Secondary school teachers honored at Princeton 2017 Commencement plus President Christopher J. Eisgruber and Chris Campisano

Princeton University honored four exceptional New Jersey secondary school teachers at its 2017 Commencement on Tuesday, June 6th. This year's honorees are Peter Drozd of Union City High School, Emily Rock of Oakcrest High School in Mays Landing, Colleen Tambuscio of New Milford High School and Cory Terry of Ocean City Intermediate School. The teachers were selected for the award based on nominations from public and private schools around the state. The teachers will each receive $5,000, as well as $3,000 for their school libraries.

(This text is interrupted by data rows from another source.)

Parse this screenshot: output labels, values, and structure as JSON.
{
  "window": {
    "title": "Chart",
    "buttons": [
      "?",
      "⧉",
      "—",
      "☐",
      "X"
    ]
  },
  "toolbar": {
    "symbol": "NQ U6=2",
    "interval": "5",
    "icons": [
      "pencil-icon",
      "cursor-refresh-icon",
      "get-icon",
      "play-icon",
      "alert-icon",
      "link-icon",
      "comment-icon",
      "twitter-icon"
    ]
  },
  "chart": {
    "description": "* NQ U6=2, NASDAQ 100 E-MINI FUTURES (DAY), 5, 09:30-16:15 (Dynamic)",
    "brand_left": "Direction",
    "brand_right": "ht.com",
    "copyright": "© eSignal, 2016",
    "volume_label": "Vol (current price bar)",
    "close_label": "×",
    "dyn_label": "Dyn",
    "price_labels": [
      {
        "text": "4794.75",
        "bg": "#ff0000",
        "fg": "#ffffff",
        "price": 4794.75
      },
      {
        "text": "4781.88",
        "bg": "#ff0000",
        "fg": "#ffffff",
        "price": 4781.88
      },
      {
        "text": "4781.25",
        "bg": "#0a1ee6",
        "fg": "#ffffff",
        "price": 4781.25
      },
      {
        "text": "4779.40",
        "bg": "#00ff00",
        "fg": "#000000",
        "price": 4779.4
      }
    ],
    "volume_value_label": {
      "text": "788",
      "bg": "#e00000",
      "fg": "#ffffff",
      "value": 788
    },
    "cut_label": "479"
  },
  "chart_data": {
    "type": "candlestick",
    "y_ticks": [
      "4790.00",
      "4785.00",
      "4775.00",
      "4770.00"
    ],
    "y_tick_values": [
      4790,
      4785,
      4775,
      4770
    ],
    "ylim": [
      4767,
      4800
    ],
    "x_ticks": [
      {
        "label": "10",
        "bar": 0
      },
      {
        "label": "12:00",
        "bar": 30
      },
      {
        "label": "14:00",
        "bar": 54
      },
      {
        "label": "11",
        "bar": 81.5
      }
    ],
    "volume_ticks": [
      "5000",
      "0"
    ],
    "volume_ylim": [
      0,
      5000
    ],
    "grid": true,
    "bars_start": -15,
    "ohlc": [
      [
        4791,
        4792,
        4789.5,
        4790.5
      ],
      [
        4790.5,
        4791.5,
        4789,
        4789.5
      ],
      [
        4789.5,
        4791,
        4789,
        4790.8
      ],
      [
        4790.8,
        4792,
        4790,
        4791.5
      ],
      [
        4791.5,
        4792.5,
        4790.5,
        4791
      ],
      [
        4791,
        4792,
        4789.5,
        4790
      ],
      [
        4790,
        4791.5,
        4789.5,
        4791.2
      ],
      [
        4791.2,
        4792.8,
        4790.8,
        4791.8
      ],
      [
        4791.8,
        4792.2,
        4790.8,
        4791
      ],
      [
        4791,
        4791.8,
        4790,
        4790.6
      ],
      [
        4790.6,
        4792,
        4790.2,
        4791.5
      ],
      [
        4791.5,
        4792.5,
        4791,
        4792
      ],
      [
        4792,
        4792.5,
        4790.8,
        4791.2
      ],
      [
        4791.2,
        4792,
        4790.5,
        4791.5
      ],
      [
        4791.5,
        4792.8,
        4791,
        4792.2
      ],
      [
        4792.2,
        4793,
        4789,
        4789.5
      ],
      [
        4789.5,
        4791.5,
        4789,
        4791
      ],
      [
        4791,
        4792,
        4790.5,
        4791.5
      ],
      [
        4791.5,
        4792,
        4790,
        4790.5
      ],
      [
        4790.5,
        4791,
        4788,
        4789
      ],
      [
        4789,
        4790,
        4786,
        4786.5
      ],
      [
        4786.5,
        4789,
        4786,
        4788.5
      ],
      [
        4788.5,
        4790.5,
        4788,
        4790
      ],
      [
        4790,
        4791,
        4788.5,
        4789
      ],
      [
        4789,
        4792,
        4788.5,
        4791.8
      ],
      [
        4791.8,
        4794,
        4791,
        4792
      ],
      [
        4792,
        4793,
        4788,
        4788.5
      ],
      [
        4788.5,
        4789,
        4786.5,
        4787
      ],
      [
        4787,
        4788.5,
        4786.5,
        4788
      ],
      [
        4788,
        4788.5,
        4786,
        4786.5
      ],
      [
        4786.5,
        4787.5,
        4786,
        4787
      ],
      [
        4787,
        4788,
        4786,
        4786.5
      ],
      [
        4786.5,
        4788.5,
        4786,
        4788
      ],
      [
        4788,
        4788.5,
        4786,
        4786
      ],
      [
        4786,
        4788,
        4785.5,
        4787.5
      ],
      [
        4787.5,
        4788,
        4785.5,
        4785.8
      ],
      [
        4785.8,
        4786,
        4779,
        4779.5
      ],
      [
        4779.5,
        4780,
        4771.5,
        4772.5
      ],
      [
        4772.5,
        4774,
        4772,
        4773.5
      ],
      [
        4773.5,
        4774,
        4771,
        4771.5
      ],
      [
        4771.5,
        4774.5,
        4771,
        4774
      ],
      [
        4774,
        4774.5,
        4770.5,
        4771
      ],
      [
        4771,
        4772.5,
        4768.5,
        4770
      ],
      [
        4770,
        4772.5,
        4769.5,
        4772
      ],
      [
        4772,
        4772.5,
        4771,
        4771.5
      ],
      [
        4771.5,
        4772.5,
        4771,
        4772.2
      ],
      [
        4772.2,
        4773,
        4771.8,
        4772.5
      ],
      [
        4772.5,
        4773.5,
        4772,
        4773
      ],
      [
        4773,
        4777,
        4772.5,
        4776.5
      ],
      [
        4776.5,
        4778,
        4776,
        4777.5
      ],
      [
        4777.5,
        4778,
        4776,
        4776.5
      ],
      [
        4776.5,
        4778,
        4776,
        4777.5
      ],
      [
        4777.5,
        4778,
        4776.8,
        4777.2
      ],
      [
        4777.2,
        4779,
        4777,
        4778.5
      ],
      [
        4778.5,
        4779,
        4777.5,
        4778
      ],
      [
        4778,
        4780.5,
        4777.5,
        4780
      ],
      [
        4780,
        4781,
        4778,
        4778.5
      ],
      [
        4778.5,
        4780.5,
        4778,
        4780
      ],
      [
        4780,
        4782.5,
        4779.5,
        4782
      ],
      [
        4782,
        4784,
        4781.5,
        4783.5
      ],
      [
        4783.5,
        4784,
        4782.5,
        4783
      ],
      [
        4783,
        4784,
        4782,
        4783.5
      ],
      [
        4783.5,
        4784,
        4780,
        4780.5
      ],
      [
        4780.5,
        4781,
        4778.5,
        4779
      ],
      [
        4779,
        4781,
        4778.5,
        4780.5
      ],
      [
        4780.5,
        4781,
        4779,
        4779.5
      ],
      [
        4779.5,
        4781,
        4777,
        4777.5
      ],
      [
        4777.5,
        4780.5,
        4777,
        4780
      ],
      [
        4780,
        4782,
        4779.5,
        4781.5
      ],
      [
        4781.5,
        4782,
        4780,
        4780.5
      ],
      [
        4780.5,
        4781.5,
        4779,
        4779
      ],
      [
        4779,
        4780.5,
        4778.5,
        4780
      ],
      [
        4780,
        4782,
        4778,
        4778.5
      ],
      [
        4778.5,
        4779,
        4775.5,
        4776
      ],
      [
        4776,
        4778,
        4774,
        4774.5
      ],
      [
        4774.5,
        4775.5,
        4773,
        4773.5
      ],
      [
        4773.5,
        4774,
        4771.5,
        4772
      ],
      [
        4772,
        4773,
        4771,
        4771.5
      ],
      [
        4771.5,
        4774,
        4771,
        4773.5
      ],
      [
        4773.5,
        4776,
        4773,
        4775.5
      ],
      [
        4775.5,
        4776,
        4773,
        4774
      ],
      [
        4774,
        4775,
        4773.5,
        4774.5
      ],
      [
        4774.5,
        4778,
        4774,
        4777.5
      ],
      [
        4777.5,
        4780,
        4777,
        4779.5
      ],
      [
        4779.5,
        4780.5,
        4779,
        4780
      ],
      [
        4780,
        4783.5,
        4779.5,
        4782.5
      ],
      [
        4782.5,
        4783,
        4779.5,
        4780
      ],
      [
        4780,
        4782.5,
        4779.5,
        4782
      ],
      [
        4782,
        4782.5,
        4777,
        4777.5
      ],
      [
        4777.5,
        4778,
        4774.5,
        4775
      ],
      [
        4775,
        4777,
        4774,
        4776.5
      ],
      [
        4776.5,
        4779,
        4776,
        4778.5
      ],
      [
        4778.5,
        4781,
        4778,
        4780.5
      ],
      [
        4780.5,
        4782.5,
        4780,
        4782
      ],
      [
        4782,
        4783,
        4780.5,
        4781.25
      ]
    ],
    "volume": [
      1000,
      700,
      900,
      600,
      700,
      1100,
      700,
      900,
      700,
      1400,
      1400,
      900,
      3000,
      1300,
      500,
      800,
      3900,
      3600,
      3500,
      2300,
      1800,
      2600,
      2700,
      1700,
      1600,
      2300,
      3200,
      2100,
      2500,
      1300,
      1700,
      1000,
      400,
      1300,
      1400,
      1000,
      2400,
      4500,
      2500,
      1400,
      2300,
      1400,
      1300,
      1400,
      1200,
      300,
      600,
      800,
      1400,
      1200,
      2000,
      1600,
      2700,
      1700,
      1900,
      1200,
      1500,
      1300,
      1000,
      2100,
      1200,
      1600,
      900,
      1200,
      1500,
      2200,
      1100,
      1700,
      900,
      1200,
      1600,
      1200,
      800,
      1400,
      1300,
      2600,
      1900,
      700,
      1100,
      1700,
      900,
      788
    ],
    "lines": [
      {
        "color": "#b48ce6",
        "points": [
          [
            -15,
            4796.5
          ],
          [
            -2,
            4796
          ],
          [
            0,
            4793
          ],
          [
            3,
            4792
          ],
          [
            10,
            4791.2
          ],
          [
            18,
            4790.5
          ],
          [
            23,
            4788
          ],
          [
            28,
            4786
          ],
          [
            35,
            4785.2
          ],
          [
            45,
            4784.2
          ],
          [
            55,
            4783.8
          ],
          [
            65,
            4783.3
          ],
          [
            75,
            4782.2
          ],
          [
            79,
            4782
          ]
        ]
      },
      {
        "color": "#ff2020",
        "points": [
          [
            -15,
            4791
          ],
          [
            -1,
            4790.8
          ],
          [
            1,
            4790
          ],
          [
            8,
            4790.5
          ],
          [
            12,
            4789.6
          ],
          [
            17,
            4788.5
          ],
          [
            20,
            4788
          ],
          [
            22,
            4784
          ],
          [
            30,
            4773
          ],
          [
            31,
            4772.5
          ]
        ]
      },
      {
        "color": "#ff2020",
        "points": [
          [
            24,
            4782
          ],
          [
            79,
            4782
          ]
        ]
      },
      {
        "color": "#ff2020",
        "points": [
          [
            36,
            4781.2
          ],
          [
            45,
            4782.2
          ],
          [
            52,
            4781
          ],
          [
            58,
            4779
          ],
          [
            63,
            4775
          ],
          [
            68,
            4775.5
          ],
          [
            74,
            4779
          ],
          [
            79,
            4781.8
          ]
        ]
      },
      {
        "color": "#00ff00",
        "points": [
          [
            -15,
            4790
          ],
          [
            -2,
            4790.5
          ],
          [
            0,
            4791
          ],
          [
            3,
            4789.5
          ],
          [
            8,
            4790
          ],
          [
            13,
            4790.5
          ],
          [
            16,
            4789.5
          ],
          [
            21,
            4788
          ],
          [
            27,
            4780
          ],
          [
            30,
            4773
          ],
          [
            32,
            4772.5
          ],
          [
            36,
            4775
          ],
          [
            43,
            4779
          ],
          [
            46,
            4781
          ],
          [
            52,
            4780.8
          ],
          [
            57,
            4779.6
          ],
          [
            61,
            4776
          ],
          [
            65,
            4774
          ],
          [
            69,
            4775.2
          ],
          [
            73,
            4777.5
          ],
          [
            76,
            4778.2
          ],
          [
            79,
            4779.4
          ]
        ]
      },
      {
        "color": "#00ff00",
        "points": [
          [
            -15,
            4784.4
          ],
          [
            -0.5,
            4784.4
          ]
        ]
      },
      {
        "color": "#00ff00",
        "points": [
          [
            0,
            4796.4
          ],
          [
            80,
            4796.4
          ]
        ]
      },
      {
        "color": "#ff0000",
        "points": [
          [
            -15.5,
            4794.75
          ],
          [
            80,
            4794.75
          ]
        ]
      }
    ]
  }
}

Princeton has honored secondary school teachers since 1959 after receiving an anonymous gift from an alumnus to establish the program.

Politics & Polls

Produced by Princeton University's Woodrow Wilson School of Public and International Affairs, "Politics & Polls" features professors Julian Zelizer and Sam Wang, who debate and discuss a broad spectrum of topics related to politics and current events. Launched just under a year ago as a venue for analyzing the 2016 Presidential campaign, it has evolved into an almost weekly discussion of issues swirling around the Trump presidency that features guest speakers including U.S. Representative Leonard Lance (R-NJ) and Rush Holt.

Princeton Summer Theater logo

Princeton Summer Theater
Princeton Summer Theater is dedicated to training the up-and-coming leaders of the theater world and offers students and young professionals experience working in every area of theater production, from performance, to design, to marketing, and everything in between.  This summer's line-up features productions of Pippin, Spider's Web, The Crucible, and Appropriate, beginning June 22 and running through August 20.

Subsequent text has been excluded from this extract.